Transient transformation-based CRISPR/Cas9 provides a quick and effective DNA-free process for obtaining mutants. Tobacco leaves are used as explants to generate non-transgenic mutant plants without sexual segregation through an Agrobacterium-mediated transient genome editing system, achieving an editing efficiency of 47.5%, with 17.2% confirmed as non-transgenic^[76]. Similarly, in the CPDAT method, white birch explants derived from transient transformation are employed to induce callus and adventitious buds, and edited plants are screened through sequencing, resulting in an editing efficiency of 80.00%, with 7.69% of the plants being DNA-free^[74]. Recently, an efficient transgene-free CRISPR/Cas9 method using transient transformation has been devised for poplar^[77]. Using an Agrobacterium-mediated approach, callus tissues and plants are transformed with a base-editing construct targeting ALS for positive selection and CCoAOMT1. Explants were stimulated to generate shoots on the medium containing chlorsulfuron, with 49% of the newly formed buds originating from transient transformations devoid of T-DNA and 7% identified as non-chimeric mutants. In the present study, whole seedlings were employed as explants, and multiple mutants were obtained via temporary expression of sgRNA and Cas9. Sequencing results indicated that plants generated via this strategy were inherently chimeric (Fig. 6c). Isolating and regenerating the chimeric mutants may provide an effective means to separate chimeras and obtain homozygous transgene-free mutants (Fig. 8). However, due to the lack of a supporting tissue culture system, the induction of transgenic DNA-free plants was not pursued.

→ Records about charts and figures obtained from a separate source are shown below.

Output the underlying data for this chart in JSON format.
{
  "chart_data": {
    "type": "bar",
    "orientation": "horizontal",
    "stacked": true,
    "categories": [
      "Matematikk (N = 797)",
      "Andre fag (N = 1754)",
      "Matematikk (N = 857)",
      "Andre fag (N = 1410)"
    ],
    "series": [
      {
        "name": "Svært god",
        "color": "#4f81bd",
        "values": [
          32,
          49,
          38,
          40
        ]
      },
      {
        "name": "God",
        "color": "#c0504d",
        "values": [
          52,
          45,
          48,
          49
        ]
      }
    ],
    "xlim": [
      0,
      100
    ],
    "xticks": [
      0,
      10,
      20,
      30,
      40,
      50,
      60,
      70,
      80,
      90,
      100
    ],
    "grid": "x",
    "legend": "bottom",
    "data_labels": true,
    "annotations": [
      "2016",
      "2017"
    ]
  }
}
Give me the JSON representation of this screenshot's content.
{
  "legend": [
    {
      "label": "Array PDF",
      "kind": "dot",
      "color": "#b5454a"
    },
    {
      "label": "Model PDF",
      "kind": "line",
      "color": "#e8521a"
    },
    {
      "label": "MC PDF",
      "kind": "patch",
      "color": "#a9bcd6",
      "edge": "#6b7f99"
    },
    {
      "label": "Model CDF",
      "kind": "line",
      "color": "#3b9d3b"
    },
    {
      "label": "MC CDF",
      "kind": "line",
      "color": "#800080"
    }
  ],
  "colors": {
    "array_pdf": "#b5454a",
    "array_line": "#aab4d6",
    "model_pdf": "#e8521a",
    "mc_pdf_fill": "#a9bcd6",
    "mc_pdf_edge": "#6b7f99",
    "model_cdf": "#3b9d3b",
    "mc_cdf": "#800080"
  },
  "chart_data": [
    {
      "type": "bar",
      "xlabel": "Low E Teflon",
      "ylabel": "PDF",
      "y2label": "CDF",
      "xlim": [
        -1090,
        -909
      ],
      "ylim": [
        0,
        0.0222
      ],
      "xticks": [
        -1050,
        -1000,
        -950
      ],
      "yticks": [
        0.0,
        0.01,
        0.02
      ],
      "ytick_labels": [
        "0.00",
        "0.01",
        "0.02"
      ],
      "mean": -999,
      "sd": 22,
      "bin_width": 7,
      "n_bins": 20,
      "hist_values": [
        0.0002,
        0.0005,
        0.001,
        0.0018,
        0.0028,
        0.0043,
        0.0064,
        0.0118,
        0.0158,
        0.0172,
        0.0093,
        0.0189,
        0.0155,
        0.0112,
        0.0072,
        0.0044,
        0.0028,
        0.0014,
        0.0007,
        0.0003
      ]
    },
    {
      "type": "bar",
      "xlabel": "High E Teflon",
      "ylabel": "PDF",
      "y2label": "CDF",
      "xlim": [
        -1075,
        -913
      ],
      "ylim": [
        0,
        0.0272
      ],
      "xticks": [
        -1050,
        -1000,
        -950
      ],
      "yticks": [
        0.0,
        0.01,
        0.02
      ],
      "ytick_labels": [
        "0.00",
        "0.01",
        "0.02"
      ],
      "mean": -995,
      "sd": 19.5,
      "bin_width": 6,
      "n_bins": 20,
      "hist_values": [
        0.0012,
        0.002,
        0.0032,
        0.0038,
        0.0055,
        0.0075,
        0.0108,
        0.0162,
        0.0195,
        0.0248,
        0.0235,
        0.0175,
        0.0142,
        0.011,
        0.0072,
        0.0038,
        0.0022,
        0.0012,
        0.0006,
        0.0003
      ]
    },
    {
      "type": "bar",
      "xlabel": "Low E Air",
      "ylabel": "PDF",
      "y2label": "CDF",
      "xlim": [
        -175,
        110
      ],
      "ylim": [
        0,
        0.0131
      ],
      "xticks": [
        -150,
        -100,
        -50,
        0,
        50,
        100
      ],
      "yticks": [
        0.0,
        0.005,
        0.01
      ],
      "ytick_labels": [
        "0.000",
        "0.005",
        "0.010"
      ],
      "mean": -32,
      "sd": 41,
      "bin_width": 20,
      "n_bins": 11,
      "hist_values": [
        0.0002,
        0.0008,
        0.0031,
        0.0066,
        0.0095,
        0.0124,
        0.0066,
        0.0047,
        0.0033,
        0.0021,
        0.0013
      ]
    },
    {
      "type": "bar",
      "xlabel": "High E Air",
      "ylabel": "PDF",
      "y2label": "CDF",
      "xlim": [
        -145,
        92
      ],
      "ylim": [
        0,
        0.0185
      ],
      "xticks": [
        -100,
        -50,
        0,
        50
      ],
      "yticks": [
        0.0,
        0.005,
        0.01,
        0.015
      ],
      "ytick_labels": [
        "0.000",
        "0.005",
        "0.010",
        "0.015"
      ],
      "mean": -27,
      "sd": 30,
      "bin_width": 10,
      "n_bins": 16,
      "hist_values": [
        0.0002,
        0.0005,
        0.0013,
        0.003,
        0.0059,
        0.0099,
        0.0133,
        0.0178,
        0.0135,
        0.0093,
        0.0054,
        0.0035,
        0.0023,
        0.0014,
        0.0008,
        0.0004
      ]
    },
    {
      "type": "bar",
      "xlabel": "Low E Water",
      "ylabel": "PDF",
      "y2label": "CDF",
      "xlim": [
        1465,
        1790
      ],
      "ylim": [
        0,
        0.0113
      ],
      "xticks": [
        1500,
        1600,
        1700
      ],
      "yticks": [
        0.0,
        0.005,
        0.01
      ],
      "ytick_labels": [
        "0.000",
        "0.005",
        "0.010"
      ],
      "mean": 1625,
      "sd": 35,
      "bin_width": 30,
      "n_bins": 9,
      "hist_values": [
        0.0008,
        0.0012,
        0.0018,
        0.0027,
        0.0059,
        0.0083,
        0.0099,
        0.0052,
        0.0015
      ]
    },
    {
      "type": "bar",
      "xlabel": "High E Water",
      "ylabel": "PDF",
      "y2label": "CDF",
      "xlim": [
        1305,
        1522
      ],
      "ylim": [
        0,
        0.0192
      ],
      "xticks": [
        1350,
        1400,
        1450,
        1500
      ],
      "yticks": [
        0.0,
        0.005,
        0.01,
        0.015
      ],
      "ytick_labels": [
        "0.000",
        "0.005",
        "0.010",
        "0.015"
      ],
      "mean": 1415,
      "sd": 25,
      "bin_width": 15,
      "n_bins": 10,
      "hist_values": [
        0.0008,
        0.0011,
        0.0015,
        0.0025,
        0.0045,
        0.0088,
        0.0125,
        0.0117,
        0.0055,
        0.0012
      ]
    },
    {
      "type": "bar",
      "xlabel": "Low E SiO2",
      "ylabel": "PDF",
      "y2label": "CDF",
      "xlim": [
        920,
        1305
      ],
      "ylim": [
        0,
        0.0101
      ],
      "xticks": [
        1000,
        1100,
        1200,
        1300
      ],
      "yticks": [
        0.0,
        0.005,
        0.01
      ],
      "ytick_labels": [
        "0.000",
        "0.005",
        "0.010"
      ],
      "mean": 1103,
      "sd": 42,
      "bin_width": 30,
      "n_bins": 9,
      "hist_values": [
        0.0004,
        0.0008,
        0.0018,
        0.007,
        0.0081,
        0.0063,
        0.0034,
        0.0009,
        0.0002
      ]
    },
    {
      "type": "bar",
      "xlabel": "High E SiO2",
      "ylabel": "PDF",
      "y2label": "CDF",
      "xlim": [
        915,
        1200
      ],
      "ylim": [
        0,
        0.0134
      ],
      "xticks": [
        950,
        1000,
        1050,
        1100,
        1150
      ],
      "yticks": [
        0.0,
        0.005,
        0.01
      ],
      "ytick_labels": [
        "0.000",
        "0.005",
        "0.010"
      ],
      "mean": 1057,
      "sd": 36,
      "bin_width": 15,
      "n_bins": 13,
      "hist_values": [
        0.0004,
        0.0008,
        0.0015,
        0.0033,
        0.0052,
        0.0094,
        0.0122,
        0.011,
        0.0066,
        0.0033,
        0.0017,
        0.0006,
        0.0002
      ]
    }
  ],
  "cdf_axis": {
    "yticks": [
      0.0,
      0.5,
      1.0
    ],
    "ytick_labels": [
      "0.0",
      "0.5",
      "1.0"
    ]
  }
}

This study demonstrates the critical significance of species-specific promoters, sgRNA design, and thermal regulation in optimizing CRISPR/Cas9-mediated genome editing efficiency in F. mandshurica. A set of endogenous FmU6-6-4/FmU6-7-4 and FmECP3 promoters was discovered in F. mandshurica, which effectively drive sgRNA and Cas9 expression, respectively. F. mandshurica mutants targeting FmPDS were successfully acquired by combining transient transformation with seedlings and stable transformation with hypocotyls (Fig. 8). The CRISPR/Cas9 system, particular to F. mandshurica, provides a flexible platform for functional genomics research and enhancement of traits in this species, facilitating the incorporation of remarkable characteristics. Notably, the endogenous promoters identified in this study displayed conserved activity in poplar and birch, demonstrating broad application of this editing platform to other woody species. This work establishes a transformative framework for implementing CRISPR/Cas9 technologies in forest tree molecular breeding programs.